On pourrait prolonger à loisir cette énumération négative. Son intérêt, surtout indirect, consiste seulement à avancer en creux une proposition de méthode : apprenons à ne rechercher désormais les effets institutionnels de l’empire, cette forme, invariante mais plastique, cette forme donc fractale de l’histoire universelle – apprenons à ne la prospecter que dans la numérisation binaire des durées de l’existence humaine, et non plus dans le contrôle formel ou organique de ses surfaces démographiques.
Il y a une façon simple (mais non pas simpliste) d’introduire à cette généalogie de la domination impériale sur le mode technique du retraitement binaire des durées : se demander pourquoi les empires hitlérien et stalinien auront été les ultimes tentatives de conquête impériale de l’espace (et du « grand espace » cher aux géopoliticiens allemands et impérialistes de cette génération).
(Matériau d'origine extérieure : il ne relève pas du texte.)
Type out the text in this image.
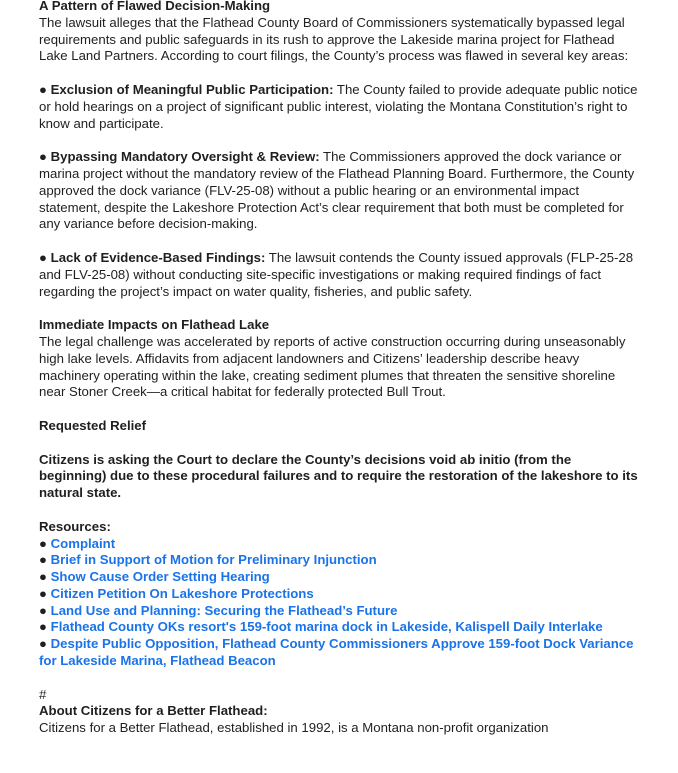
A Pattern of Flawed Decision-Making

The lawsuit alleges that the Flathead County Board of Commissioners systematically bypassed legal requirements and public safeguards in its rush to approve the Lakeside marina project for Flathead Lake Land Partners. According to court filings, the County’s process was flawed in several key areas:

● Exclusion of Meaningful Public Participation: The County failed to provide adequate public notice or hold hearings on a project of significant public interest, violating the Montana Constitution’s right to know and participate.

● Bypassing Mandatory Oversight & Review: The Commissioners approved the dock variance or marina project without the mandatory review of the Flathead Planning Board. Furthermore, the County approved the dock variance (FLV-25-08) without a public hearing or an environmental impact statement, despite the Lakeshore Protection Act’s clear requirement that both must be completed for any variance before decision-making.

● Lack of Evidence-Based Findings: The lawsuit contends the County issued approvals (FLP-25-28 and FLV-25-08) without conducting site-specific investigations or making required findings of fact regarding the project’s impact on water quality, fisheries, and public safety.

Immediate Impacts on Flathead Lake

The legal challenge was accelerated by reports of active construction occurring during unseasonably high lake levels. Affidavits from adjacent landowners and Citizens’ leadership describe heavy machinery operating within the lake, creating sediment plumes that threaten the sensitive shoreline near Stoner Creek—a critical habitat for federally protected Bull Trout.

Requested Relief

Citizens is asking the Court to declare the County’s decisions void ab initio (from the beginning) due to these procedural failures and to require the restoration of the lakeshore to its natural state.

Resources:

● Complaint
● Brief in Support of Motion for Preliminary Injunction
● Show Cause Order Setting Hearing
● Citizen Petition On Lakeshore Protections
● Land Use and Planning: Securing the Flathead’s Future
● Flathead County OKs resort's 159-foot marina dock in Lakeside, Kalispell Daily Interlake
● Despite Public Opposition, Flathead County Commissioners Approve 159-foot Dock Variance for Lakeside Marina, Flathead Beacon

#

About Citizens for a Better Flathead:

Citizens for a Better Flathead, established in 1992, is a Montana non-profit organization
La réponse tombe sous le sens : ces empires ont fini par subir la loi et la volonté d’un vainqueur, les techno-sciences informatiques, domaine de fabrication binaire des durées et des simulacres où les États-Unis les avaient précédés (de peu, n’est-il que juste de préciser). Sans cette arme techno-scientifique, pas de débarquement en Normandie, pas de fission nucléaire, pas de logistique du deterrent. L’URSS qui l’avait compris dès août 1945 se ruina en se lançant dans la course. Après elle, il n’y aura plus d’empires intéressés à une quelconque maîtrise de l’espace terrestre. Non que cette perspective n’intéresse personne – mais elle a pour condition de possibilité la maîtrise de la stratosphère, réalisable à son tour à la condition impérative de maîtriser les durées : de les réduire à la nullité du 0 et à l’unité du 1 des codes applicables partout, donc nulle part et n’importe quand. Or, pour l’histoire concrète de la forme empire, que signifie cette technique aussi rapide que la lumière ? Que l’ère romaine ou britannique des transports d’hommes et de marchandises est révolue car elle a cédé le pas au flux, autant vaut dire au codage électronique qui précède ces hommes ou ces marchandises. J’appelle empire du temps tout ce qui précède le transport (qui amène à bon port) et commande ainsi tout espace réel ou possible. Quel est le trait particulier, le trait plus qu’impérial du transport électronique ? C’est un transport qui tend à rendre superflu son support. Nous n’en sommes qu’aux débuts de la miniaturisation des corps semi-conducteurs. Sur cette dématérialisation progressive et accélérée du transport par miniaturisation du support repose l’histoire de l’empire qui vient. Derrière les remparts, il y avait un arrière-pays, un contado. Derrière le port, il y avait un estuaire, un pays. Or, qu’y a-t-il après un terminal ? Un autre terminal.